Media ‘fact‑checking’ is often partisan narrative management.

Rogan cites a New York Times explainer that stretches Trump’s rhetoric into ‘violent extremism’ while downplaying Biden’s corruption allegations, arguing this kind of selective framing erodes public trust and infantilizes audiences rather than informing them.

Language engineering is a core tool of modern ideological control.

They mock terms like ‘gynosexual,’ ‘MAPs’ (minor‑attracted persons), and claims that biological sex is purely identity, tying this to queer theory’s explicit goal of ‘destroying normal’ and to Orwellian redefinition strategies used to make dissent seem irrational or hateful.

DEI and corporate virtue are driven by incentives, not morality.

Examples like Starbucks’ racial firing case and corporate DEI scores show how companies adopt ideological postures for tax, regulatory, and PR advantages, even when policies are legally or ethically shaky, leading to lawsuits and eventual backlash.

Many ‘conspiracies’ are now documented institutional behavior.

They cite examples like Haiti’s long‑term exploitation, CIA drug stories, MK‑Ultra, COVID death misclassification, and pharmaceutical liability shields, arguing the real pattern is systemic self‑protection and cover‑ups rather than isolated scandals.

WORDS WORTH SAVING

5 quotes

Everybody has North Korea in their pocket at all times.

Kurt Metzger

There’s no objective news.

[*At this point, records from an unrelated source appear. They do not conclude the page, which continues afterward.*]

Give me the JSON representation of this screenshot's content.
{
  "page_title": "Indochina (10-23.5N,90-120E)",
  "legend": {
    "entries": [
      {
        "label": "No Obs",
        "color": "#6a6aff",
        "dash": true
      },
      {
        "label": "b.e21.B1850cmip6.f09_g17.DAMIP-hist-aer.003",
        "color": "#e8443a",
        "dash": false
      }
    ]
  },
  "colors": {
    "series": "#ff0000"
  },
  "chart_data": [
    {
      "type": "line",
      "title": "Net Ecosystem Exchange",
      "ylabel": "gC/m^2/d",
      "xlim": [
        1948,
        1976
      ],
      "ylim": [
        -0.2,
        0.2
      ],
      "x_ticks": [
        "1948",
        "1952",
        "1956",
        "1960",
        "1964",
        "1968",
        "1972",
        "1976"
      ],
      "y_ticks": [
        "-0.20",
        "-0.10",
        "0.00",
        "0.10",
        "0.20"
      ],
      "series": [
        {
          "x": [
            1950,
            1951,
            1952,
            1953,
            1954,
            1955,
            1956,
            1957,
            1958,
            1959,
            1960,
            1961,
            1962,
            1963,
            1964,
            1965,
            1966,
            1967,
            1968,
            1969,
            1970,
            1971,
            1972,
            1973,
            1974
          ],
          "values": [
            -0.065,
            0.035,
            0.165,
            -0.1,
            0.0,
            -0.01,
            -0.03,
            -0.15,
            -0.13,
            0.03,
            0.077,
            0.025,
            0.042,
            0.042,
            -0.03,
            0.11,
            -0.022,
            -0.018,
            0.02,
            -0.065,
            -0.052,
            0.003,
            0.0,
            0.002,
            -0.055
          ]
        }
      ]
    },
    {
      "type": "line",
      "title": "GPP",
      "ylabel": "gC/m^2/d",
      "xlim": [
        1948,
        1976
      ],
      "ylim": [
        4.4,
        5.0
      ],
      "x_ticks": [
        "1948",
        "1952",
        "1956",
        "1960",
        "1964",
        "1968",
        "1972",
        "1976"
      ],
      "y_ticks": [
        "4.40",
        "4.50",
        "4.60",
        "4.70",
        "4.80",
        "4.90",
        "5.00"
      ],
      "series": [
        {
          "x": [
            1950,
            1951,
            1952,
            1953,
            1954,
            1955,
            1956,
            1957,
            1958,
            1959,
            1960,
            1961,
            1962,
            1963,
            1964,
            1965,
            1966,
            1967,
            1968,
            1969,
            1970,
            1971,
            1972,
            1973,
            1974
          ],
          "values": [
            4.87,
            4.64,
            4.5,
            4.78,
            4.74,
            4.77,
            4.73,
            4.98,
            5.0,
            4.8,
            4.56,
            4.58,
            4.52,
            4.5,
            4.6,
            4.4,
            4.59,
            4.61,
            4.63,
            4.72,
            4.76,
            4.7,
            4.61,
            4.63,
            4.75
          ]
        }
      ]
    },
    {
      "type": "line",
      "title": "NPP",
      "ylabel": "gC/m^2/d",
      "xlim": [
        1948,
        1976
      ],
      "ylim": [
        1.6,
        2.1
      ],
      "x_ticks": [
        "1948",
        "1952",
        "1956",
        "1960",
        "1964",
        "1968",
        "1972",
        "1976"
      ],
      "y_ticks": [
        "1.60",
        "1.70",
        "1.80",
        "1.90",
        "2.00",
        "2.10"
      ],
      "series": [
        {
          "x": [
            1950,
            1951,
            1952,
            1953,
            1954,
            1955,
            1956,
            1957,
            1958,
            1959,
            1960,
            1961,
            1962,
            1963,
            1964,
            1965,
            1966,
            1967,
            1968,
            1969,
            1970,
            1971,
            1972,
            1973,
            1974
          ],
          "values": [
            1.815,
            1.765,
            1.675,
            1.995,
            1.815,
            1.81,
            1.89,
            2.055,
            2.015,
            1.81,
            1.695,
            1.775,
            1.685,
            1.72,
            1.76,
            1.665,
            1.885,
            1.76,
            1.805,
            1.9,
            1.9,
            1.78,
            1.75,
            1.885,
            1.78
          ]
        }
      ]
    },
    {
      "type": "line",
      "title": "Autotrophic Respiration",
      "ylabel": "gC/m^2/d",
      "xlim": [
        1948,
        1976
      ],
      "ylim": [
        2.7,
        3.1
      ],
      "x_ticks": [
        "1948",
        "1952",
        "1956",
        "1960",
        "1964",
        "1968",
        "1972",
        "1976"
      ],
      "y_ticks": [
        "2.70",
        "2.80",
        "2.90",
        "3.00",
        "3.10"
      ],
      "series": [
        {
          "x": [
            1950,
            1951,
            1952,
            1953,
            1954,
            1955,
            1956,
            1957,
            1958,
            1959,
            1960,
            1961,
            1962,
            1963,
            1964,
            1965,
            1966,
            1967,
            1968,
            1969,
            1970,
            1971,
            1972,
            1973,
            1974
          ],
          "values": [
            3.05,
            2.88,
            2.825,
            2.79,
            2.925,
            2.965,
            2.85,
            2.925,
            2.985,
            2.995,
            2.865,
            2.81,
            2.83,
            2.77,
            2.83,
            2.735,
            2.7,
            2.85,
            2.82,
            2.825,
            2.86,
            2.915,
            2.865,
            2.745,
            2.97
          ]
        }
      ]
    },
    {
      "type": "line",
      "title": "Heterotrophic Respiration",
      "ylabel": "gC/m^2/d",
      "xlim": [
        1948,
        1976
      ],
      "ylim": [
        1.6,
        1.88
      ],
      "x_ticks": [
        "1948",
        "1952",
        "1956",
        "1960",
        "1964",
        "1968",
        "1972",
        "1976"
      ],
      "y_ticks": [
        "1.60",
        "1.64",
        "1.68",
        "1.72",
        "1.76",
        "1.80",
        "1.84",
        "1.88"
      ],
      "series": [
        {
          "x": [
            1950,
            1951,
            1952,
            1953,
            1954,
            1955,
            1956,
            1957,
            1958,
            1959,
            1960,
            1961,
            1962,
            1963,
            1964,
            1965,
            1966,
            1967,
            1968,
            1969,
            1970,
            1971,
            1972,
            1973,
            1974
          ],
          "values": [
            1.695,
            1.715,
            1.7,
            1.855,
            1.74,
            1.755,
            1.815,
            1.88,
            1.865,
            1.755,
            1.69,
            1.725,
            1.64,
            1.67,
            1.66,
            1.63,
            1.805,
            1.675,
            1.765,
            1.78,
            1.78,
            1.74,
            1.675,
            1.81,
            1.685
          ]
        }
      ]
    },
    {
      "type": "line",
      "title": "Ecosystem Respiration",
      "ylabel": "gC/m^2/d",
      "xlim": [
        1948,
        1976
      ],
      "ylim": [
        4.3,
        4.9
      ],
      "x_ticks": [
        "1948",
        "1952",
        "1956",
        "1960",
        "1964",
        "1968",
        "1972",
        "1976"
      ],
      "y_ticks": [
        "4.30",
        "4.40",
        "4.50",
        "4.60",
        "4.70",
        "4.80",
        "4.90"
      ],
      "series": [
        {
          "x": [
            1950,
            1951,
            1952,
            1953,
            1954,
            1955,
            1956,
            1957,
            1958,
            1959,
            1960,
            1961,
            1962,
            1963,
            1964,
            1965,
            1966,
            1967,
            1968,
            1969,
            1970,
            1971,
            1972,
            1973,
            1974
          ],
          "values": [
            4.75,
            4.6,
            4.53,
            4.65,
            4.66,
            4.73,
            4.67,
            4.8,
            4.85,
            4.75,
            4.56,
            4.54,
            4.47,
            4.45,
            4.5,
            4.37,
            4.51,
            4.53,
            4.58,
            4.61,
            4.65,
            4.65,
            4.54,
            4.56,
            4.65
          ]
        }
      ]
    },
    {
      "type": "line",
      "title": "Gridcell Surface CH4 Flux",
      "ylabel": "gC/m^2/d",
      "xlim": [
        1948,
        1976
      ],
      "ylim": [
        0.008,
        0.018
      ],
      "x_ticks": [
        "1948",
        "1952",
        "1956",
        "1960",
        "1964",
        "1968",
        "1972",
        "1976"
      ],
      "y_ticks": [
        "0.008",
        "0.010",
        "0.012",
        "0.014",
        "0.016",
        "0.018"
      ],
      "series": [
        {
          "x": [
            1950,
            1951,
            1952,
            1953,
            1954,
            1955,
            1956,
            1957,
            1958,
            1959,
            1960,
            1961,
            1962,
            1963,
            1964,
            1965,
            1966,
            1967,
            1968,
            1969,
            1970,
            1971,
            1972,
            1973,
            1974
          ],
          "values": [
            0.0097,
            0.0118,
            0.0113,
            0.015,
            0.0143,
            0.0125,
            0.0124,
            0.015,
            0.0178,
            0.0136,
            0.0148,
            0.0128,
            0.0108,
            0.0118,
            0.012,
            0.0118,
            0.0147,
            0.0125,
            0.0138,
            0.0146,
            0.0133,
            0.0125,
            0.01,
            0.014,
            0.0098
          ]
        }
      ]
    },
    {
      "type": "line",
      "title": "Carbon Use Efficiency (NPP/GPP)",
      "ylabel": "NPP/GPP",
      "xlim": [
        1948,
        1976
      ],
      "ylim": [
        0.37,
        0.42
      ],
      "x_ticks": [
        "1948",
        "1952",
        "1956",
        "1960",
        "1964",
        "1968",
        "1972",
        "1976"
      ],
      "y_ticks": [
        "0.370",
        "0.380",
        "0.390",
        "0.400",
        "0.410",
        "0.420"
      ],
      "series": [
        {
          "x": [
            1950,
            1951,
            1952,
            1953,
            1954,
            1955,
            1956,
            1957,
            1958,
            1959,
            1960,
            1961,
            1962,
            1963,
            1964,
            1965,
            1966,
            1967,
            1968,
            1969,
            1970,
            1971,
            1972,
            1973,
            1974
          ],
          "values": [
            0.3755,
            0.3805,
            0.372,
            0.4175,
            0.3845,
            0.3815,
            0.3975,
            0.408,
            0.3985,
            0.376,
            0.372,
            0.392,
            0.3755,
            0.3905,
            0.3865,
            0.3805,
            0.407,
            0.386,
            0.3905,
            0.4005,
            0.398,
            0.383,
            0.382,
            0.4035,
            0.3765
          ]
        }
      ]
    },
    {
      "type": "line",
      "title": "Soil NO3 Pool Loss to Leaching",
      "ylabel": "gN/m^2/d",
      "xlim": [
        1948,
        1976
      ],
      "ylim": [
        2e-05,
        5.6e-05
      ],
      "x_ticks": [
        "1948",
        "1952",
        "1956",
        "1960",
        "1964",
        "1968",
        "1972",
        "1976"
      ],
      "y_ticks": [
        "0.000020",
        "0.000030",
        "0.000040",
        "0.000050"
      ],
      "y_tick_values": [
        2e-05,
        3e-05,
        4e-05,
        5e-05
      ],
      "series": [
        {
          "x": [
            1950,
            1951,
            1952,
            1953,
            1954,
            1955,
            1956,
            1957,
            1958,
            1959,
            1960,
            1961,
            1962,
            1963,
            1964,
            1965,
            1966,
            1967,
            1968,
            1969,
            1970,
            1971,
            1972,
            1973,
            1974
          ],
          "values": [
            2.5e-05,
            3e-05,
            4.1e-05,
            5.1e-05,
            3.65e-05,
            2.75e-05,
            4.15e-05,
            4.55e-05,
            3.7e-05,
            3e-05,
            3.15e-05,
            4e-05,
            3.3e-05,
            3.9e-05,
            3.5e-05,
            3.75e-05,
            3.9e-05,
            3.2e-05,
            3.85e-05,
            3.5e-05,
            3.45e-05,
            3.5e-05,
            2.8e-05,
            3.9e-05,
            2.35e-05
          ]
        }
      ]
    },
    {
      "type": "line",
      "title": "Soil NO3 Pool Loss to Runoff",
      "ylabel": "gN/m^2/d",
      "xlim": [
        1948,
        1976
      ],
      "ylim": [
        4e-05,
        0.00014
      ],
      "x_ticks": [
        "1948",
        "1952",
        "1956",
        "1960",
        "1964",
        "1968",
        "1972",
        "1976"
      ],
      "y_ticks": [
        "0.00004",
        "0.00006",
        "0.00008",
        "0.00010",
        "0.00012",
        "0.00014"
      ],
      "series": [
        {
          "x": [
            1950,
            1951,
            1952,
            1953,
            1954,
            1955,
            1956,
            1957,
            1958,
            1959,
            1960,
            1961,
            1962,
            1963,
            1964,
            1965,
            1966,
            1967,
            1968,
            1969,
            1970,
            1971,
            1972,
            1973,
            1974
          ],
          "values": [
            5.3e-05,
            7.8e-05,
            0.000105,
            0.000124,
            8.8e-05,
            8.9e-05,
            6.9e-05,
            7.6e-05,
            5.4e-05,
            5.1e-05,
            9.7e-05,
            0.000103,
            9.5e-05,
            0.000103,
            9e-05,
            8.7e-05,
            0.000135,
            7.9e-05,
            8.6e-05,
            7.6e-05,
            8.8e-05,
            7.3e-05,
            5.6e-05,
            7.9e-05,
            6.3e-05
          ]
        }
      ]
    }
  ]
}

It doesn’t exist. You have right‑wing Fox and left‑wing everything else, and you’ll be confused as shit if you watch both.

Joe Rogan

How is it working out for you, telling people to ignore reality?

Kurt Metzger

If you’re going to talk about Biden being corrupt but won’t talk about it because it might help Trump, you’re part of the problem.

Joe Rogan

The only thing you have to do is stop being a punk to your career.

Kurt Metzger

QUESTIONS ANSWERED IN THIS EPISODE

5 questions

How much of the Israel–Gaza and Ukraine coverage that you consume is shaped by the kind of selective framing and omissions Rogan and Metzger describe?

Joe Rogan and comedian Kurt Metzger spend over three hours riffing on politics, war, media corruption, culture wars, and conspiracy-adjacent topics, using dark humor and cynicism throughout.

What concrete examples have you seen of social media platforms quietly throttling or disappearing content, and how has that changed your trust in them?

They criticize U.S. foreign policy in Ukraine and Gaza, question Israel’s conduct and Western double standards, and argue that establishment media on both left and right constantly manipulate narratives.

Where do you personally draw the line between respecting someone’s identity and rejecting obviously false scientific claims, especially around sex and biology?

The conversation ranges from TikTok, DEI, trans issues in sports, COVID policies, pharma, intelligence agencies, UFOs, and elite blackmail, to Haiti, homelessness, and immigration, portraying institutions as systemically deceptive.

If major news outlets are now openly activist in tone, how do you think an ‘objective’ news ecosystem could realistically be rebuilt, if at all?

Both essentially land on a stance of deep distrust toward government, media, and corporations, encouraging people to recognize propaganda, resist tribal thinking, and accept that many ‘conspiracies’ are now documented history.

Which issues in your own life have you hesitated to research or speak about because of potential social or career consequences, and what does that say about current censorship norms?